Mit einem siegessicheren Grinsen schwingt sie ihren Finger in die Luft. "Er ist in der Stadt, er hatte heute ein Interview mit einem Sportsender." Irritiert schiebe ich meine Augen zusammen. "Woher weißt du das?"

"Grace, du sollst dir wirklich mal die Nachrichten ansehen!" Verspielt verdreht sie ihre Augen und ich nehme mir ab diesem Moment vor, aktiver in den sozialen Netzwerken zu werden. "Du wirst dich jetzt in dein Auto setzen und zu ihm fahren, es gibt kein aber!" Um ihre Worter zu unterstreichen, hämmert sie eine Faust auf den Tisch um das Theater dramatischer wirken zu lassen. Einige Restaurantgäste drehen sich sogar um und schütteln entgeistert den Kopf.

"Aber-", will ich widersprechen, doch werde sofort unterbrochen. Sie schnappt nach meiner Jacke, zieht ihn mir über den Körper und schiebt mich aus dem Restaurant. "Wenn ich jetzt sage, dann meine ich jetzt!", besteht sie. "Lass mich dich doch davor bei der Uni absetzen!" Sie schüttelt energisch den Kopf. "Ich rufe Mike an, der holt mich immer aus 'Notsituationen' heraus", meint sie und schiebt mich weiter weg.

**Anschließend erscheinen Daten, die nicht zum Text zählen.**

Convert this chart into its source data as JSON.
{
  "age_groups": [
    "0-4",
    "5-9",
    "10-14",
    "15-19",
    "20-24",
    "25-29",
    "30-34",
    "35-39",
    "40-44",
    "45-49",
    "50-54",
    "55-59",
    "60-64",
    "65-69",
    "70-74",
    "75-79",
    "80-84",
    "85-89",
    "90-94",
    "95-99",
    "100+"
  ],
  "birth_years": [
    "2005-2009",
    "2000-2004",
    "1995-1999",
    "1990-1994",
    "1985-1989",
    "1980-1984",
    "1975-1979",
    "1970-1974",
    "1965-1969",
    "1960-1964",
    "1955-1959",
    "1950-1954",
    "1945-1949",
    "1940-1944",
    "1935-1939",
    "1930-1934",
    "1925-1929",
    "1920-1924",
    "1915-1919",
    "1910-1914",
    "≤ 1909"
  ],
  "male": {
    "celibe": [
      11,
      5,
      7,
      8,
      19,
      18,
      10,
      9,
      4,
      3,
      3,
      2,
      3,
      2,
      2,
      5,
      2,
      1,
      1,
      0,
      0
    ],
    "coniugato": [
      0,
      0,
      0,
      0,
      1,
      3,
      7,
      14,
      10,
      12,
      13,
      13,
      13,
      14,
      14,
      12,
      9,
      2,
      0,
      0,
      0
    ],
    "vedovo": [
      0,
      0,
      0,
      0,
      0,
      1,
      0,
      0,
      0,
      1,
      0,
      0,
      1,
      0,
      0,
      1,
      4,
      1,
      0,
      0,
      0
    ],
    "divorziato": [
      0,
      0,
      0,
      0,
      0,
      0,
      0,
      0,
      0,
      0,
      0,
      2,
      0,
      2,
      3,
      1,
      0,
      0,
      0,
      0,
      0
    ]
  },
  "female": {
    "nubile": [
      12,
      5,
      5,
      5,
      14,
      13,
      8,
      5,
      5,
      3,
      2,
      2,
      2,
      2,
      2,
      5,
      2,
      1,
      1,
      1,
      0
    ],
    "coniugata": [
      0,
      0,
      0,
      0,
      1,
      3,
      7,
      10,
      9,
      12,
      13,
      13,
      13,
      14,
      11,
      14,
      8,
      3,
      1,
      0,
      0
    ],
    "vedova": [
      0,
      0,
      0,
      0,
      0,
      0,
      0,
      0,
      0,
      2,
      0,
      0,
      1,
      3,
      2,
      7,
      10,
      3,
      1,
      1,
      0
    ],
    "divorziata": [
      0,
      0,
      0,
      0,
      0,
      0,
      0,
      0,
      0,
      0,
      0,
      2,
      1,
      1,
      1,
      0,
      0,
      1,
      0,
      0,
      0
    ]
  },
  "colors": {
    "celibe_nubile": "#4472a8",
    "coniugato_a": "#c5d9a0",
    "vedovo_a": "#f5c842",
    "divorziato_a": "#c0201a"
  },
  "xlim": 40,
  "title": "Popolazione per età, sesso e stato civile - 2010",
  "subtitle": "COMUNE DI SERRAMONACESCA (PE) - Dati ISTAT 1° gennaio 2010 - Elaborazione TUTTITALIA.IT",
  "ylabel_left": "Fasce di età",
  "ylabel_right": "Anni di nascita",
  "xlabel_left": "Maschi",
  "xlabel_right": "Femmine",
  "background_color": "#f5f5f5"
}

Gut, jetzt oder nie. Ich setze mich ins Auto und mache mich auf den Weg zu seiner Villa, jedoch wird eine Fahrt unterbrochen, als ich etwas oder besser gesagt jemanden neben der Straße liegen sehe. Es ist ein Mann, er bewegt sich nicht. Erschrocken trete ich auf die Bremse und fahre rechts ran, um nach ihm zu schauen. Er liegt mit dem Gesicht von mir weggedreht in der Wiese und bewegt sich weiterhin überhaupt nicht. "Entschuldigung?", versuche ich es, doch er sagt kein Wort. Ich nähere mich ihm und greife nach ihm.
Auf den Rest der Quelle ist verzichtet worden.